MT Bashes ToMoCo on Rust-Related Warranty Extension
TTAC's no apologist for any automaker. And we're big fans of the editorial equivalent of the arched eyebrow. But we call foul over Motor Trend 's coverage of Toyota's decision to extend its warranties on Tacoma pickups sold between 1995 and 2000 due to problems with rust. The mag's online scribe Andrew Streiber reports the facts– well, edits the press release slightly– with studied impartiality. "Though Toyota says the problems have been limited to trucks in states where salt is used to de-ice roads in winter, the company is extending rust-perforation warranty coverage to all 1995-2000 Tacomas regardless of location. The coverage will last 15 years from the original date of sale with no mileage cap. Owners who think they may have a rust problem can simply visit a dealer for a free inspection, and if damage is found Toyota will either repair or repurchase the truck (they decide)." But Streiber can't resist finishing with a cheap shot. "Given the well-publicized problems in early examples of the new Tundra, it's still another blemish on their reputation for quality the company didn't need." Note to MT: if the domestics had adopted a similar approach to similar problems, they wouldn't be in the mess they're in.

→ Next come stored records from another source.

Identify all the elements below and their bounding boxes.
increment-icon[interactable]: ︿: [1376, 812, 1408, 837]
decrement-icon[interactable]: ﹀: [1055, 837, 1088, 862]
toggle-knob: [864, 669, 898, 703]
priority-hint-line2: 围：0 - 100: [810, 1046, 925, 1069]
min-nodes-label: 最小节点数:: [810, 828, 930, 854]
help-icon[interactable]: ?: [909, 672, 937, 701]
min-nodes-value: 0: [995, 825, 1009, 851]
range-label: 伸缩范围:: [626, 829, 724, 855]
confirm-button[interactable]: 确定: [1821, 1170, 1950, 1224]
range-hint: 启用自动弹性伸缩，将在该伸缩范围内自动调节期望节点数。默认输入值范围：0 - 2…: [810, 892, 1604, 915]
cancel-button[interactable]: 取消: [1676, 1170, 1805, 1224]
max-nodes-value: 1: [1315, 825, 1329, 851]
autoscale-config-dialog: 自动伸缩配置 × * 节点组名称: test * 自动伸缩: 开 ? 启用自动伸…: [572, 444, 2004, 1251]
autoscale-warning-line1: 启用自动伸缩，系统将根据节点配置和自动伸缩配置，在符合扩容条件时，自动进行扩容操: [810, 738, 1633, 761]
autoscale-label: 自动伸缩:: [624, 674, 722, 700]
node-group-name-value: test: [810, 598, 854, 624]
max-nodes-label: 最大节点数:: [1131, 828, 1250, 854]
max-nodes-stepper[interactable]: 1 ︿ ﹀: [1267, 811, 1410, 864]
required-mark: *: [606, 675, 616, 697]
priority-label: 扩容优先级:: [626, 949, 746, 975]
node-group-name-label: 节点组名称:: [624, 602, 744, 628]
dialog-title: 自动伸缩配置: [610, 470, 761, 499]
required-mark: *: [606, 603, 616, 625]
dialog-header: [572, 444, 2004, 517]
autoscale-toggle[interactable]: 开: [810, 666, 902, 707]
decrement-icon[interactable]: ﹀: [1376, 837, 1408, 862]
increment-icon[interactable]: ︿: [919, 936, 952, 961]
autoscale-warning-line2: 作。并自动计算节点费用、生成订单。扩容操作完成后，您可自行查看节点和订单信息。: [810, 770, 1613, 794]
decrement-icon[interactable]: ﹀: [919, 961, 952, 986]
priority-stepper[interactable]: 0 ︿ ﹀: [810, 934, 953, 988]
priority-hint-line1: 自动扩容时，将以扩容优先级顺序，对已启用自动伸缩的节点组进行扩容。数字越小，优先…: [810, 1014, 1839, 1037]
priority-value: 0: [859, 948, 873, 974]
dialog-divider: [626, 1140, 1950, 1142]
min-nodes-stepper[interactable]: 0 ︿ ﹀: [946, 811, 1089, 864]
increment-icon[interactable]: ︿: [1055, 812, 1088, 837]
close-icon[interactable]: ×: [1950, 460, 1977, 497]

I have to agree with Quasimondo on this one, in that I don't see the bash, either. To put the statement into context, the article said: "Toyota is quick to point out that this is just a warranty extension and not a recall. However given the well-publicized problems in early examples of the new Tundra, it's still another blemish on their reputation for quality the company didn't need." Now, I'm no fan of Motor Tripe myself, but the sentence in question here needs to be considered in the context of the one that preceded it. The first sentence addressed Toyota's publicly stated position on the rust issue, while the follow-on second sentence put the official announcement in the context of previous news regarding another newer truck, the Tundra. MT was making inferences about the possible impacts of negative PR impacts on the corporation, not on the vehicles themselves. And in this case, MT has a point -- these announcements may not be so good for business. Domestic truck buyers tend to be highly loyal and Toyota will need to gain their confidence if they wish to increase the number of conquest sales. Since taking this segment away from the 2.8 would be the beginning of the end for the domestics, Toyota's success or missteps are important here, to Toyota as well as the competition.
The irony here is too funny. Isn't this the same MT that named the Tundra its Truck of the Year?
210delray beat me to it. Looks like M/T needed some street cred so they bashed ToMoCo after cashing that TOTY check.